Susana Custodio, & Ralph J. Archuleta

Published May 2007, SCEC Contribution #1008

We model the two most recent M w ∼6 Parkfield, California, earthquakes, which occurred in 1966 and 2004, from a nonlinear global inversion of near-fault strong motion seismograms. Our rupture models are characterized by spatially variable slip amplitude and rake, rupture velocity, and risetime. The rupture models indicate that the two earthquakes generated slip in regions of the fault that are not identical, as earlier suggested.
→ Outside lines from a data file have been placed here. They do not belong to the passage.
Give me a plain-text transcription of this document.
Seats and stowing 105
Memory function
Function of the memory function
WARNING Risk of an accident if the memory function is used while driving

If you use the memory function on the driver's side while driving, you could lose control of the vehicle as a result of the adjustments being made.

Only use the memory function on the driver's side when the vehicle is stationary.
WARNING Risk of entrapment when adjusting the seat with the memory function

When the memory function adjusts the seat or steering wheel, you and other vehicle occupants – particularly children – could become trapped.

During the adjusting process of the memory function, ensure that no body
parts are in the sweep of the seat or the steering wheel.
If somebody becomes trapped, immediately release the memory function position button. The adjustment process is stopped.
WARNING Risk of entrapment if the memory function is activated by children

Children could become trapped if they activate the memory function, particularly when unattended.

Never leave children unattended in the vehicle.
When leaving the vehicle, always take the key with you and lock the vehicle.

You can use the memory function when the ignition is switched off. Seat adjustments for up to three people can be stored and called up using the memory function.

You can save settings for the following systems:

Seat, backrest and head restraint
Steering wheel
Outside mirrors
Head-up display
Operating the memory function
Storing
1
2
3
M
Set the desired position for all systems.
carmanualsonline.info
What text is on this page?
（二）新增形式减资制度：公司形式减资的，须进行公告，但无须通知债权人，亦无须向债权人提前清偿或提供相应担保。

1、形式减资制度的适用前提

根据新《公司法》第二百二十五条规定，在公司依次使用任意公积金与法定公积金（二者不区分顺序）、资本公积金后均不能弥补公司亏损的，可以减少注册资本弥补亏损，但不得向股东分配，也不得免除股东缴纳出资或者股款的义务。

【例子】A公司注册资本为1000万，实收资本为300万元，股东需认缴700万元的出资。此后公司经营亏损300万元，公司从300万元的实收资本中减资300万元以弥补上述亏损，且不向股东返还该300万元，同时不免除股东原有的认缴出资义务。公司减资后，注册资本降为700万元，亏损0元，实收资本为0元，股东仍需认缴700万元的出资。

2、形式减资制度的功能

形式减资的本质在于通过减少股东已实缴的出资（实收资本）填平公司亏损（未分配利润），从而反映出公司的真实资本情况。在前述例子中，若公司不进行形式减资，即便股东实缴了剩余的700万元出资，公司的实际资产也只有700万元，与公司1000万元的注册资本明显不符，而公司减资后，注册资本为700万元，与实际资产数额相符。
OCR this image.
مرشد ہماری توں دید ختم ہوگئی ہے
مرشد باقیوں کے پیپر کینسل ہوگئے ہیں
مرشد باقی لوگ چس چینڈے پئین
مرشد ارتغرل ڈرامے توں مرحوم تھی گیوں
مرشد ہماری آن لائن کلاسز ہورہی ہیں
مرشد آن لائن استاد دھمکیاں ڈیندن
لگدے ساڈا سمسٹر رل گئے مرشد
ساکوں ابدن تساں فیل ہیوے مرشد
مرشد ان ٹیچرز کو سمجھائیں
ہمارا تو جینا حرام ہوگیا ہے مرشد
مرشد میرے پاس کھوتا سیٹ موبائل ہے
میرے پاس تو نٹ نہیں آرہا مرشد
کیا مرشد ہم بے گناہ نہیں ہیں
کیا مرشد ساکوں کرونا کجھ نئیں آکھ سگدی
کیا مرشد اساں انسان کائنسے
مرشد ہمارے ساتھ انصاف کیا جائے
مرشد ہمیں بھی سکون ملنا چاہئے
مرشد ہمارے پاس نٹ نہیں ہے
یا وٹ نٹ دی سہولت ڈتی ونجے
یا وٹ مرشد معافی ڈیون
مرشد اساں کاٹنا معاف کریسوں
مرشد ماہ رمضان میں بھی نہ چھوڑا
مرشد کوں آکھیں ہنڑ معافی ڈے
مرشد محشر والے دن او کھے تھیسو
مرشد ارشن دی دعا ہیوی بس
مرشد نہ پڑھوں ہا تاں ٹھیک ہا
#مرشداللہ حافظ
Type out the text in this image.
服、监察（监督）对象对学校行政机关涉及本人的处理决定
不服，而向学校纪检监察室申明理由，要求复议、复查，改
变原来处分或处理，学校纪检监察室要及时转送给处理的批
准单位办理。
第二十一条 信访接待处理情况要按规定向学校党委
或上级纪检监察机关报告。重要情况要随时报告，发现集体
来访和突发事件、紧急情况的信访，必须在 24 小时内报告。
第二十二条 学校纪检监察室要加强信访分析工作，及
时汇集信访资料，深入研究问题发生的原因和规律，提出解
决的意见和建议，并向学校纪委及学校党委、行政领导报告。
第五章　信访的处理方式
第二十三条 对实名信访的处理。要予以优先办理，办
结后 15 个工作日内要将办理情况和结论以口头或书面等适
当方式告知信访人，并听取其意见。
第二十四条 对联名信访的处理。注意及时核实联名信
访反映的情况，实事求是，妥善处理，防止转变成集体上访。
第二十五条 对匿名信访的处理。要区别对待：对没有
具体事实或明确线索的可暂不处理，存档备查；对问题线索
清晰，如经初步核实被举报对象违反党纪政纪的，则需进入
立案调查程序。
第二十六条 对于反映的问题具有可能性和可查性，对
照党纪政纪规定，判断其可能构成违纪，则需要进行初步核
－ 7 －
Given the sparse seismic data set available for the 1966 earthquake, we conduct a series of tests to verify our results: (1) we perform synthetic tests in order to study the resolution of the 1966 seismic data set; (2) we perform an inversion of the 2004 earthquake using a data set equivalent to the 1966 earthquake; and (3) we model the 1966 data set under the a priori assumption that it was similar to the 2004 earthquake. All of the tests, as well as independent observations, indicate that slip during the 1966 and 2004 Parkfield earthquakes occurred in different regions of the fault. This result implies that regions of a fault that are frictionally locked may remain locked even during a main shock (moderate-size earthquake). In this scenario, large earthquakes occur when all the locked regions of a fault are “synchronized” and ready to slip at the same time.

Custodio, S., & Archuleta, R. J. (2007). Parkfield Earthquakes: Characteristic or Complementary?. Journal of Geophysical Research, 112(B05310). doi: 10.1029/2006JB004617.